As well as production by lactic acid bacteria and Brettanomyces, there is also the suggestion that the Maillard reaction might be involved in mousiness in some situations. It contributes to the flavours of bread, biscuits and tortillas by making teytrohydropridines, among other compounds. But this is an area of some uncertainty. Baked goods are an example of where we actually quite like the contribution of these compounds.

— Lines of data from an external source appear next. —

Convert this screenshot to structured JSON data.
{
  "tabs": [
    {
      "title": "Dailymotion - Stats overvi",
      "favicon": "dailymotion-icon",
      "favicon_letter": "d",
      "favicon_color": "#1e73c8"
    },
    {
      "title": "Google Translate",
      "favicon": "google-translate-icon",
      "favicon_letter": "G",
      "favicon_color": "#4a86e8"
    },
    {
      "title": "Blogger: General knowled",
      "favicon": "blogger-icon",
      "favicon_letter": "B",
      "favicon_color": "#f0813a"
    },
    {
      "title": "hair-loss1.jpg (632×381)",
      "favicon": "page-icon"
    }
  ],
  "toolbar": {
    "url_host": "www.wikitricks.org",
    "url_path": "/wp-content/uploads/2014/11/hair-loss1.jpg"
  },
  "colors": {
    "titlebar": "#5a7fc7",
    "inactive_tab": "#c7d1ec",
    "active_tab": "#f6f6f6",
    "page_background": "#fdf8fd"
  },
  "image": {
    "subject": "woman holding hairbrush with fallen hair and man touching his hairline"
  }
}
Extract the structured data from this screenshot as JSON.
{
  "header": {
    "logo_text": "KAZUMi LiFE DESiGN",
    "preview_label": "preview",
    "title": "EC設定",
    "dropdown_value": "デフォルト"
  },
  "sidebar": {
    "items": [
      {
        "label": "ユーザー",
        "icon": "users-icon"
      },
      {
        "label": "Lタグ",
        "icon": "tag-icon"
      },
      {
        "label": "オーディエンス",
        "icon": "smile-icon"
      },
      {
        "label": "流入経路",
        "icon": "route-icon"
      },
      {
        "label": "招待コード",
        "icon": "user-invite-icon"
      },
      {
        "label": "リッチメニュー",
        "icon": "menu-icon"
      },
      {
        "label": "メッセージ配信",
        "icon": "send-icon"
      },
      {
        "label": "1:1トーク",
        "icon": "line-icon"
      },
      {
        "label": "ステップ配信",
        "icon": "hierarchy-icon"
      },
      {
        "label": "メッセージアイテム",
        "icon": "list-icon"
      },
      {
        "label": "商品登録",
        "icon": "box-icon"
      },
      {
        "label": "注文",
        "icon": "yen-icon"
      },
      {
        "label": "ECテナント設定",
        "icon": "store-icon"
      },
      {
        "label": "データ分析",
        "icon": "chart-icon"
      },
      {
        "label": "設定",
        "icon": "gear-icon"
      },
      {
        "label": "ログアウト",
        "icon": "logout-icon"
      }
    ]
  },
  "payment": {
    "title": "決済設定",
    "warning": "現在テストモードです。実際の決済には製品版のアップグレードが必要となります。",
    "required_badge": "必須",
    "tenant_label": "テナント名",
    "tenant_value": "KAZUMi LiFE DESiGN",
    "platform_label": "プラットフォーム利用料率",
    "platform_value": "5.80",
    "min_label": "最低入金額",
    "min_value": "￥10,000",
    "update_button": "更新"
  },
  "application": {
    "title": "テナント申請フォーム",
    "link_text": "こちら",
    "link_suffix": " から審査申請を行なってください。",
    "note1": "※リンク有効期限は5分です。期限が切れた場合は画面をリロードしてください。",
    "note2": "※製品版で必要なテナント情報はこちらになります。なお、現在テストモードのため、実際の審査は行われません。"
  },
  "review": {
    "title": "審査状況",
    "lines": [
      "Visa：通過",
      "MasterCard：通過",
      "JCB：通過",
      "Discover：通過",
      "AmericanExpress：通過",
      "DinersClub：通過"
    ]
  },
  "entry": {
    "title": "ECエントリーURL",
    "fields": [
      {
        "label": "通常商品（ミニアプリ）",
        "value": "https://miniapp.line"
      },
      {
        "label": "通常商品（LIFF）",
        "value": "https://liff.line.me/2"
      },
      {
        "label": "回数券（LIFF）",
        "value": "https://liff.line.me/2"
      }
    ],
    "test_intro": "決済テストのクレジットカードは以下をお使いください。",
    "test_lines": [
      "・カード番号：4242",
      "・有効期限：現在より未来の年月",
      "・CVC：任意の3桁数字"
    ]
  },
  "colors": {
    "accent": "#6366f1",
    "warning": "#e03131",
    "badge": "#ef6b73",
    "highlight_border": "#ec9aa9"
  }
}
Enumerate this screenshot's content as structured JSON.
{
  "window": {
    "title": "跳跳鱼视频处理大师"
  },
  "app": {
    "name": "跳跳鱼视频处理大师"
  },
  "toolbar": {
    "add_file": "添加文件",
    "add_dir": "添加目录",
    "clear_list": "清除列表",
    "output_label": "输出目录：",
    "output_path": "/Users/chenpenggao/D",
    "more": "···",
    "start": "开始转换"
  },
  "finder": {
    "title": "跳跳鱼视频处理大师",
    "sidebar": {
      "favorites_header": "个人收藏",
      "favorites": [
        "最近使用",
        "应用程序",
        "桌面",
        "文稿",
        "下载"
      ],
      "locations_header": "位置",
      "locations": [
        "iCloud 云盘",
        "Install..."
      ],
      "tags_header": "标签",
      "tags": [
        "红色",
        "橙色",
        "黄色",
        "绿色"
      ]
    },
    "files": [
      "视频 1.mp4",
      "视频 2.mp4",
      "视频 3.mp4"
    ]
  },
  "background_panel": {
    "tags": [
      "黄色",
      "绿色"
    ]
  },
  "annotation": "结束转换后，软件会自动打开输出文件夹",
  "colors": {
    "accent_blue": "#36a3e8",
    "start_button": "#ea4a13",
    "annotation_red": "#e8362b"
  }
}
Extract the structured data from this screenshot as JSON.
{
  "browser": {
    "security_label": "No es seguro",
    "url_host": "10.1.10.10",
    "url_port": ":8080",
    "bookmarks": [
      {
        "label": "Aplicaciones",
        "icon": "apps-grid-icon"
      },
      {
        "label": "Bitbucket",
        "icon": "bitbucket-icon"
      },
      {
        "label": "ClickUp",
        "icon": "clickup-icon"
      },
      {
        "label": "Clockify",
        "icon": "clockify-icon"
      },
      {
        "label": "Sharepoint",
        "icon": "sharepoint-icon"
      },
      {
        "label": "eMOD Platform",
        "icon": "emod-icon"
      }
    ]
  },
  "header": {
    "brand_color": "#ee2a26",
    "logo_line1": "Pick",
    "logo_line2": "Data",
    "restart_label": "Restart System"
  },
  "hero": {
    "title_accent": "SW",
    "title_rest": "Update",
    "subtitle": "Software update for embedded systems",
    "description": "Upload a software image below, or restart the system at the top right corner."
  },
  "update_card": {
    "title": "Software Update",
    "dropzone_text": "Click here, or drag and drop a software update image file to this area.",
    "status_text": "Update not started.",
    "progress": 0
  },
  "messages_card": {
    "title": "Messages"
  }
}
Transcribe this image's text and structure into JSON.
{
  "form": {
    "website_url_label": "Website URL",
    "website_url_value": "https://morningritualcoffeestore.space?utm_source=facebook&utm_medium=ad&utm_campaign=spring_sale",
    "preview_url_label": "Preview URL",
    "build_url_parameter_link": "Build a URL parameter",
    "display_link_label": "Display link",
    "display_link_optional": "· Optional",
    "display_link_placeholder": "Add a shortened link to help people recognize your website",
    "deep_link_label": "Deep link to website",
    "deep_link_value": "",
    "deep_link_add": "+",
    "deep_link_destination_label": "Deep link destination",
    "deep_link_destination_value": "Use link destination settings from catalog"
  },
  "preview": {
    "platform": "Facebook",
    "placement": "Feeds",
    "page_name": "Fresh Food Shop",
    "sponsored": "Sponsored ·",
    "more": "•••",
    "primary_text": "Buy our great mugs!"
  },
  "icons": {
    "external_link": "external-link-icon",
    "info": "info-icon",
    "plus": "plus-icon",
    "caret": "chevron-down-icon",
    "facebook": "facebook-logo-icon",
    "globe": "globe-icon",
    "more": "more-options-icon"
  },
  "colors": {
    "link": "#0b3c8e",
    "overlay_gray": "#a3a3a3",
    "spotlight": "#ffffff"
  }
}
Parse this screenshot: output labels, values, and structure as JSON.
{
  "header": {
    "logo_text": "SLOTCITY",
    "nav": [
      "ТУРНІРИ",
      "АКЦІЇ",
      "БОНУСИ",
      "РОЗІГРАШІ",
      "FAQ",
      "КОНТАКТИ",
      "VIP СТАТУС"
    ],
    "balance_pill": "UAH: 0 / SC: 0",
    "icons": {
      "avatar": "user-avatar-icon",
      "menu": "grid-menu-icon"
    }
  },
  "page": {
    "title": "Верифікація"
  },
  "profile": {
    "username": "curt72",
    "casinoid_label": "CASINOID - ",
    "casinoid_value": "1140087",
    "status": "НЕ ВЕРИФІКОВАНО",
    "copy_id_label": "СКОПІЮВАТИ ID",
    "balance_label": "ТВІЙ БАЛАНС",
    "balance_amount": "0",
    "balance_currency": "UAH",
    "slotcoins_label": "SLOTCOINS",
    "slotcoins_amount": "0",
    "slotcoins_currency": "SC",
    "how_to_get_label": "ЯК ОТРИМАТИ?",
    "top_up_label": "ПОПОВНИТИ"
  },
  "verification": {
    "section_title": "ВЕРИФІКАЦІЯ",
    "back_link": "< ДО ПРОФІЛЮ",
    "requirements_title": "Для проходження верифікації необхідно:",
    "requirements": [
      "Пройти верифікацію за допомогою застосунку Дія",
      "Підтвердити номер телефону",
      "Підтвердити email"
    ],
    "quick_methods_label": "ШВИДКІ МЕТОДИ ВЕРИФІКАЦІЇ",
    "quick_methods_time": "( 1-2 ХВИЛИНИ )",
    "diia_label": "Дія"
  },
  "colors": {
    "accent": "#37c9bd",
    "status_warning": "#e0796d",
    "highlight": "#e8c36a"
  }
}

The risk factors for mouse are several, but the biggest is winemaking in the absence of added sulfites. High pH, wild ferments and potentially also the use of whole bunch are also cited by Chatelet. Richard says that because of the rise of natural winemaking, mouse has become quite a problem. He thinks that part of the reason for this might be the increased use of semi-carbonic maceration, which is very popular in Beaujolais. ‘It is a particularly high risk for mouse, because there is an interface the liquid and solid, and there is aeration,’ he says. ‘Natural winemakers do a lot of semi-carbonic, and they have a lot of mousiness, so I made a correlation. But I have no experimental evidence.’

Redox potential also makes a difference, and mouse can reappear with each exposure to air. It’s quite common to open an affected bottle and for the first half to be fine, and the second half to be mousy after it has been exposed to air. Anecdotally, winemakers working naturally often say time is critical. Sometimes they have mousy wines, even bottled ones, and they just wait until the mouse goes away.

If I was a winegrower, how could I avoid mouse? The simplest way is to use some sulfites during the fermentation, but for many natural producers this is something they want to avoid. Making your wine an uninviting habitat Brettanomyces is a good idea generally. Working at low temperature and pH is important, as is limiting dissolved oxygen.

So that’s it: the latest on this most annoying of wine faults, which is still a bit of a mystery.